Processo n.º 927/2015
(Recurso em processo penal)
Condenado recorrente: A






ACORDAM NO TRIBUNAL DE SEGUNDA INSTÂNCIA DA
REGIÃO ADMINISTRATIVA ESPECIAL DE MACAU
I – RELATÓRIO
Inconformado com o despacho judicial proferido a fls. 181 a 181v dos autos de Processo Sumário n.o CR4-14-0041-PSM do 4.o Juízo Criminal do Tribunal Judicial de Base (TJB) que lhe revogou, nos aí citados termos do art.o 54.o, n.o 1, alínea a), do Código Penal (CP), a suspensão da execução da pena única de seis meses de prisão, veio o arguido condenado A, já melhor identificado nesses autos subjacentes, recorrer para este Tribunal de Segunda Instância (TSI), para pedir a manutenção da suspensão da execução da pena, através da motivação apresentada a fls. 187 a 193 dos presentes autos correspondentes, na qual, em essência, alegou, para sustentar a sua pretensão, que:
– segundo o reportado por pessoal técnico, ele teve reacção positiva à Marijuana nos testes de urina de 26 de Junho e de 3 de Julho de 2015, e reacção positiva à Ketamina nos testes de urina dos dias 7 e 28 de Agosto de 2015, e faltou injustificadamente aos testes de urina agendados nos dias 2 e 6 de Fevereiro, 20 de Março, 24 de Abril, 30 de Abril e 19 de Junho, todos de 2015;
– entretanto, o que sucedeu foi o seguinte: o mau resultado nos testes de 26 de Junho e de 3 de Julho de 2015 foi devido ao facto de ele, sendo um gerente de relações públicas de casino, ter acompanhado, por exigência da sua entidade patronal, pessoas clientes para se divertirem em estabelecimento nocturno, em cujo meio o corpo dele ficou afectado por actos de consumo de Marijuana de outrem; e quanto aos maus resultados nos testes dos dias 7 e 28 de Agosto de 2015, isto também se deveu ao facto de ter ele acompanhado pessoas clientes para tomar bebidas alcoólicas, provavelmente misturadas, por acção de outrem, com substância estupefaciente, já que ele próprio não tinha o hábito de consumir a Ketamina no passado; por tudo isto, não se deveria considerar que ele tenha violado dolosamente as suas obrigações durante o período de suspensão da execução da pena de prisão; e no tocante aos testes agendados nos dias 2 e 6 de Fevereiro, 20 de Março, 24 de Abril, 30 de Abril e 19 de Junho, todos de 2015, ele faltou aos mesmos por motivo de doença, pelo que as respectivas faltas deveriam ser consideradas como justificadas;
– padecendo da hipertensão com doença cardíaca, ele próprio precisava de receber periodicamente tratamento médico, pelo que já deixou de consumir droga e já tirou completamente o vício de droga;
– tendo ele um emprego estável, com cerca de trinta e oito mil patacas de rendimento mensal, casado, com a mãe, a mulher, a filha da mulher e um filho recém-nascido de ambos todos a seu cargo, e com encargos económicos ligados à amortização do empréstimo contraído para aquisição de bem imóvel, sendo, pois, o pilar único para o sustento económico da família, e tendo já obtido a autorização da sua entidade patronal para não ter convívios com pessoas clientes, mereceria ele a concessão de mais uma oportunidade pelo Tribunal, no sentido de ver prorrogado o período da suspensão da pena;
– violou, assim, o despacho revogatório da suspensão da pena o disposto no art.º 54.º, n.º 1, alínea a), do CP.

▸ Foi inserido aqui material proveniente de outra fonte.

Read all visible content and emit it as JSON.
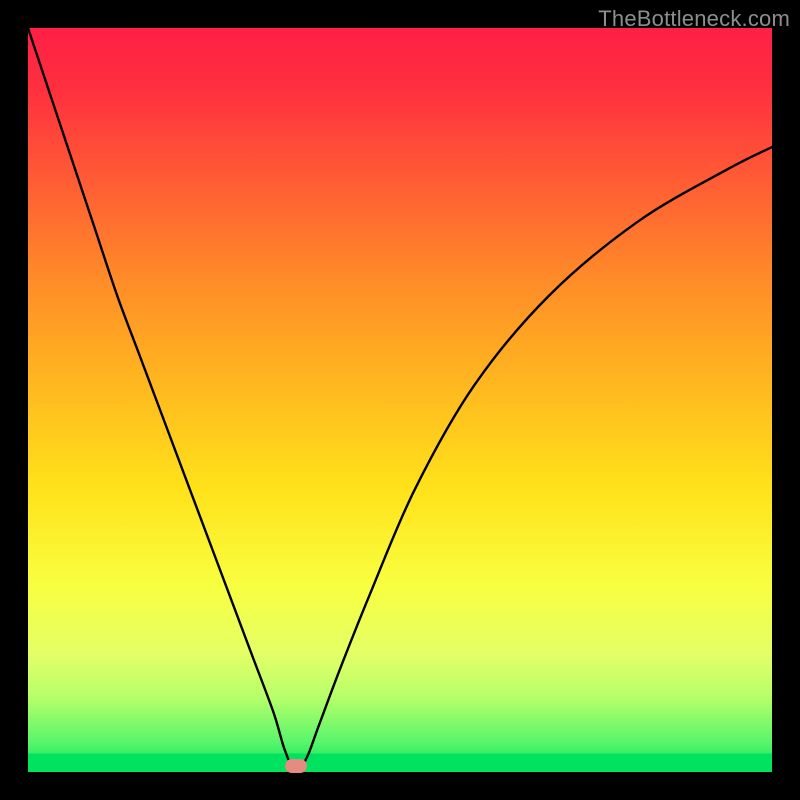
{
  "watermark": {
    "text": "TheBottleneck.com"
  },
  "colors": {
    "background": "#000000",
    "curve_stroke": "#000000",
    "marker_fill": "#e58b82",
    "watermark_text": "#8e8e8e",
    "gradient_top": "#ff1f45",
    "gradient_mid": "#ffe21a",
    "gradient_bottom": "#00e35e"
  },
  "chart_data": {
    "type": "line",
    "title": "",
    "xlabel": "",
    "ylabel": "",
    "xlim": [
      0,
      100
    ],
    "ylim": [
      0,
      100
    ],
    "grid": false,
    "legend": false,
    "series": [
      {
        "name": "bottleneck-curve",
        "x": [
          0,
          3,
          6,
          9,
          12,
          15,
          18,
          21,
          24,
          27,
          30,
          33,
          34.5,
          36,
          37.5,
          39,
          42,
          46,
          52,
          60,
          70,
          82,
          94,
          100
        ],
        "y": [
          100,
          91,
          82,
          73,
          64,
          56,
          48,
          40,
          32,
          24,
          16,
          8,
          3,
          0,
          2,
          6,
          14,
          24,
          38,
          52,
          64,
          74,
          81,
          84
        ]
      }
    ],
    "annotations": [
      {
        "name": "minimum-marker",
        "x": 36,
        "y": 0.8
      }
    ]
  }
}
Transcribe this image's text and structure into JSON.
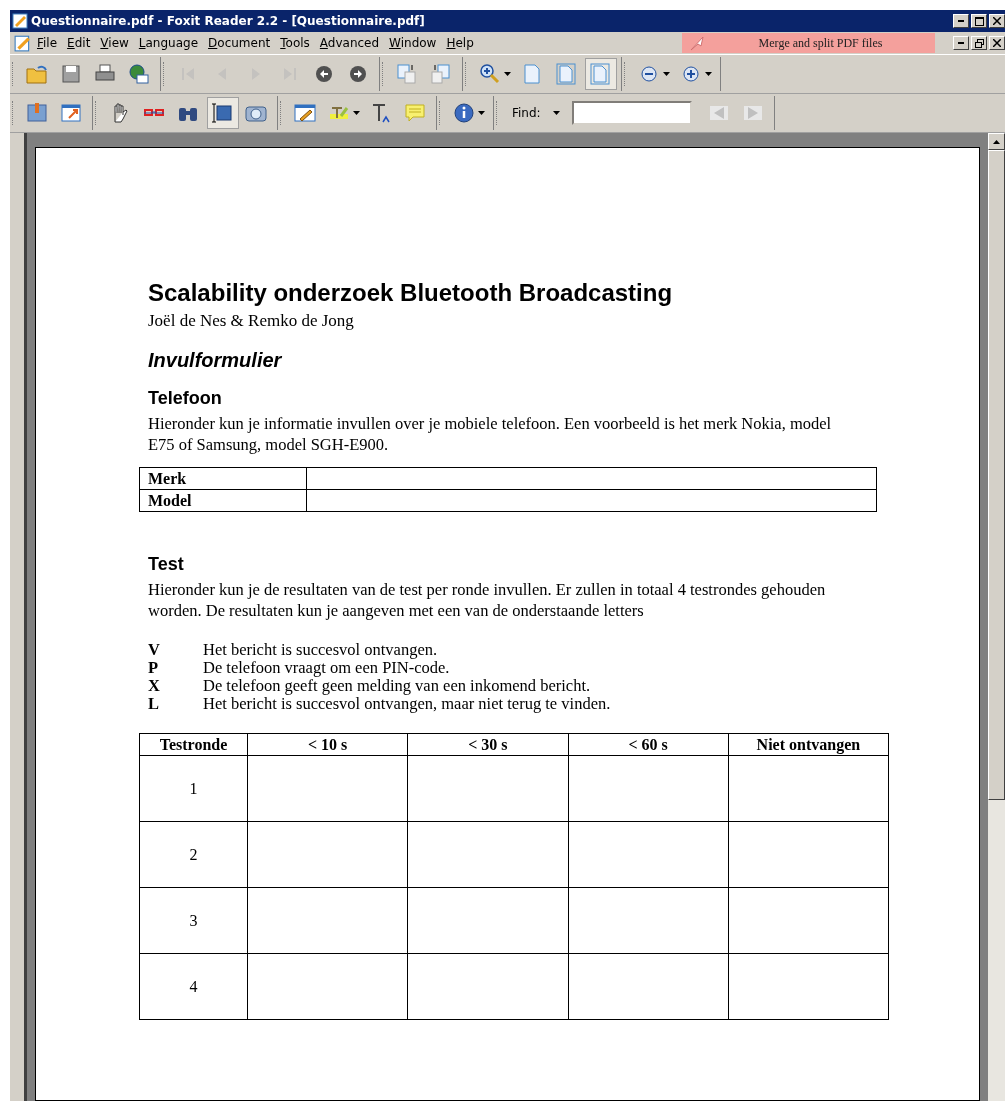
{
  "window": {
    "title": "Questionnaire.pdf - Foxit Reader 2.2 - [Questionnaire.pdf]"
  },
  "menu": [
    "File",
    "Edit",
    "View",
    "Language",
    "Document",
    "Tools",
    "Advanced",
    "Window",
    "Help"
  ],
  "promo": "Merge and split PDF files",
  "toolbar_1": [
    [
      {
        "kind": "open",
        "selected": false,
        "disabled": false,
        "dropdown": false
      },
      {
        "kind": "save",
        "selected": false,
        "disabled": false,
        "dropdown": false
      },
      {
        "kind": "print",
        "selected": false,
        "disabled": false,
        "dropdown": false
      },
      {
        "kind": "email",
        "selected": false,
        "disabled": false,
        "dropdown": false
      }
    ],
    [
      {
        "kind": "first",
        "selected": false,
        "disabled": true,
        "dropdown": false
      },
      {
        "kind": "prev",
        "selected": false,
        "disabled": true,
        "dropdown": false
      },
      {
        "kind": "next",
        "selected": false,
        "disabled": true,
        "dropdown": false
      },
      {
        "kind": "last",
        "selected": false,
        "disabled": true,
        "dropdown": false
      },
      {
        "kind": "back",
        "selected": false,
        "disabled": false,
        "dropdown": false
      },
      {
        "kind": "forward",
        "selected": false,
        "disabled": false,
        "dropdown": false
      }
    ],
    [
      {
        "kind": "pages_out",
        "selected": false,
        "disabled": false,
        "dropdown": false
      },
      {
        "kind": "pages_in",
        "selected": false,
        "disabled": false,
        "dropdown": false
      }
    ],
    [
      {
        "kind": "magnifier",
        "selected": false,
        "disabled": false,
        "dropdown": true
      },
      {
        "kind": "page",
        "selected": false,
        "disabled": false,
        "dropdown": false
      },
      {
        "kind": "page_framed",
        "selected": false,
        "disabled": false,
        "dropdown": false
      },
      {
        "kind": "page_framed",
        "selected": true,
        "disabled": false,
        "dropdown": false
      }
    ],
    [
      {
        "kind": "zoom_out",
        "selected": false,
        "disabled": false,
        "dropdown": true
      },
      {
        "kind": "zoom_in",
        "selected": false,
        "disabled": false,
        "dropdown": true
      }
    ]
  ],
  "toolbar_2": [
    [
      {
        "kind": "bookmark",
        "selected": false,
        "disabled": false,
        "dropdown": false
      },
      {
        "kind": "export",
        "selected": false,
        "disabled": false,
        "dropdown": false
      }
    ],
    [
      {
        "kind": "hand",
        "selected": false,
        "disabled": false,
        "dropdown": false
      },
      {
        "kind": "glasses",
        "selected": false,
        "disabled": false,
        "dropdown": false
      },
      {
        "kind": "binoculars",
        "selected": false,
        "disabled": false,
        "dropdown": false
      },
      {
        "kind": "text_select",
        "selected": true,
        "disabled": false,
        "dropdown": false
      },
      {
        "kind": "camera",
        "selected": false,
        "disabled": false,
        "dropdown": false
      }
    ],
    [
      {
        "kind": "pencil",
        "selected": false,
        "disabled": false,
        "dropdown": false
      },
      {
        "kind": "highlight",
        "selected": false,
        "disabled": false,
        "dropdown": true
      },
      {
        "kind": "text_tool",
        "selected": false,
        "disabled": false,
        "dropdown": false
      },
      {
        "kind": "note",
        "selected": false,
        "disabled": false,
        "dropdown": false
      }
    ],
    [
      {
        "kind": "info",
        "selected": false,
        "disabled": false,
        "dropdown": true
      }
    ]
  ],
  "find": {
    "label": "Find:",
    "prev_disabled": true,
    "next_disabled": true
  },
  "document": {
    "title": "Scalability onderzoek Bluetooth Broadcasting",
    "authors": "Joël de Nes & Remko de Jong",
    "subtitle": "Invulformulier",
    "phone": {
      "heading": "Telefoon",
      "text": "Hieronder kun je informatie invullen over je mobiele telefoon. Een voorbeeld is het merk Nokia, model E75 of Samsung, model SGH-E900.",
      "rows": [
        "Merk",
        "Model"
      ]
    },
    "test": {
      "heading": "Test",
      "text": "Hieronder kun je de resultaten van de test per ronde invullen. Er zullen in totaal 4 testrondes gehouden worden. De resultaten kun je aangeven met een van de onderstaande letters",
      "legend": [
        {
          "code": "V",
          "text": "Het bericht is succesvol ontvangen."
        },
        {
          "code": "P",
          "text": "De telefoon vraagt om een PIN-code."
        },
        {
          "code": "X",
          "text": "De telefoon geeft geen melding van een inkomend bericht."
        },
        {
          "code": "L",
          "text": "Het bericht is succesvol ontvangen, maar niet terug te vinden."
        }
      ],
      "columns": [
        "Testronde",
        "< 10 s",
        "< 30 s",
        "< 60 s",
        "Niet ontvangen"
      ],
      "rows": [
        "1",
        "2",
        "3",
        "4"
      ]
    }
  }
}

Ao recurso, respondeu o Ministério Público a fls. 208 a 209v, no sentido de improcedência da argumentação do recorrente.
Subido o recurso, emitiu a Digna Procuradora-Adjunta parecer a fls. 217 a 218, pugnando também pela manutenção da decisão recorrida.
Feito o exame preliminar e corridos os vistos, cumpre decidir.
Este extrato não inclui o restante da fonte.